Il écrit des ouvrages de théologie et des ouvrages historiques sur les membres éminents de son ordre, tout en se passionnant pour l'astrologie, la magie et les sciences hermétiques. Vers 1499, il travaille sur sa stéganographie, en apparence un art de crypter les messages. Suite à des indiscrétions, et comme il utilise des signes étranges dans sa stéganographie, on croit qu'il compose un grimoire de magie et il doit rendre des comptes. Cependant, ni sa foi, ni son orthodoxie ne peuvent être prises en défaut. Durant une visite qu'il rend à Heidelberg au comte palatin du Rhin, Philippe l'Ingénu, en 1505, ses moines, qui ne supportent pas l'austérité de sa discipline, se saisissent de l'occasion pour se révolter en brûlant sa bibliothèque magique.
Jean Trithème ne revient pas au monastère et pose sa démission en 1506. Il accepte l'offre de l'évêque de Würzburg, Lorenz von Bibra (évêque de 1495 à 1519), qui le place comme abbé[2] du Schottenkloster (monastère écossais) de l'abbaye Saint-Jacques de Würzburg, où il demeure jusqu'à la fin de sa vie. Il y reprend ses travaux et ses enseignements secrets, mais avec beaucoup plus de prudence. Il fait croire qu'il n'achèvera pas sa stéganographie et il rédige sa Polygraphie, qui forme la suite. Il continue aussi à approfondir la kabbale et à étudier la magie en protégeant ses travaux au moyen de ses méthodes de cryptage. Il a un savoir immense, mais son goût immodéré des mystères et du fantastique lui valent des ennemis, comme des protections. Il déconcerte : d'un côté, il est l'auteur d'ouvrages de piété, de théologie et d'histoire religieuse, et, d'un autre côté, sa stéganographie et ses autres ouvrages hermétiques lui donnent une réputation de magicien. Charles de Bovelles, passé par Sponheim en 1503, considère la stégonagraphie comme de la sorcellerie.

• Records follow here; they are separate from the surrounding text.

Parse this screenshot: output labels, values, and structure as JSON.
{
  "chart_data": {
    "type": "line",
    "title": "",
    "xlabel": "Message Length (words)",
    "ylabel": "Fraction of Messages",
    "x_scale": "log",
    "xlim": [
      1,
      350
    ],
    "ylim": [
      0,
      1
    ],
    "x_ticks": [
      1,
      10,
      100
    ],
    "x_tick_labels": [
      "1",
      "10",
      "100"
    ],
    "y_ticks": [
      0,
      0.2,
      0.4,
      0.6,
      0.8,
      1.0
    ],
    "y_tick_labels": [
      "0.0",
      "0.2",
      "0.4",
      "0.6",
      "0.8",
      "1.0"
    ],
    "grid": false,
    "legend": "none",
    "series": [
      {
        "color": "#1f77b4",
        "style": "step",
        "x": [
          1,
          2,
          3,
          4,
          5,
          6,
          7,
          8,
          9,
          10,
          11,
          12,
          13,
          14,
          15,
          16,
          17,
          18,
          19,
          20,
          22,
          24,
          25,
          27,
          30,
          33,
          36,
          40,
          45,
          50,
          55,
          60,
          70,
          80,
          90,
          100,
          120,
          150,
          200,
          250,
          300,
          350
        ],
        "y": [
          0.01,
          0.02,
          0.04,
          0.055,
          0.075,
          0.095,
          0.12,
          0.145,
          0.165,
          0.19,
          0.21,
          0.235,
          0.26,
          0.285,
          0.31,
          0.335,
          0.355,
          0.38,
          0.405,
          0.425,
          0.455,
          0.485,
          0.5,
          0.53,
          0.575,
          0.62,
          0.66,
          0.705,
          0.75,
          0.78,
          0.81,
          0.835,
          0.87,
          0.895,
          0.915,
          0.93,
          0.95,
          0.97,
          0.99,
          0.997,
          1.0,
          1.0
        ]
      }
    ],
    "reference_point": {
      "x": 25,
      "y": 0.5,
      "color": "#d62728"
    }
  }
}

Parmi ses disciples se trouve Henri-Corneille Agrippa de Nettesheim, qu'il rencontre avant 1510. Il aura une forte influence sur Paracelse, qu'il ne rencontra pas. Il est mort, le 16 décembre 1516, au monastère de Würzburg.
Chroniques
Jean Trithème a laissé de nombreuses chroniques, qui concernent particulièrement son ordre monastique, celui des bénédictins. Il procède à la façon des Humanistes, dont il est un des premiers représentants, c'est-à-dire de façon érudite.
Cryptologie
Son ouvrage le plus connu est Steganographia (Stéganographie), composé vers 1499 et publié à Francfort en 1606. Cet ouvrage en trois volumes se présente comme un traité d'angéologie d'inspiration kabbaliste, avec des explications pour communiquer sur de longues distances avec les esprits. Le véritable contenu, concernant la cryptographie, est dissimulé par un procédé stéganographique. Première clef : "le changement des voyelles avec les consonnes dans certains mots : A = b, E =c, etc/, de sorte que "Trdthcmc" = "Trithème". Deuxième clef : le premier mot et le dernier du message ne comptent pas, seuls interviennent les mots pairs, et dans chaque mot ne jouent que les lettres paires ; ainsi, le message "aceo atrhiqt psalr chaetmce ulgp" devient "atsrhiqt psalr choetmce", puis "atsrhiqt chaetmce", enfin "Tritheme".[3]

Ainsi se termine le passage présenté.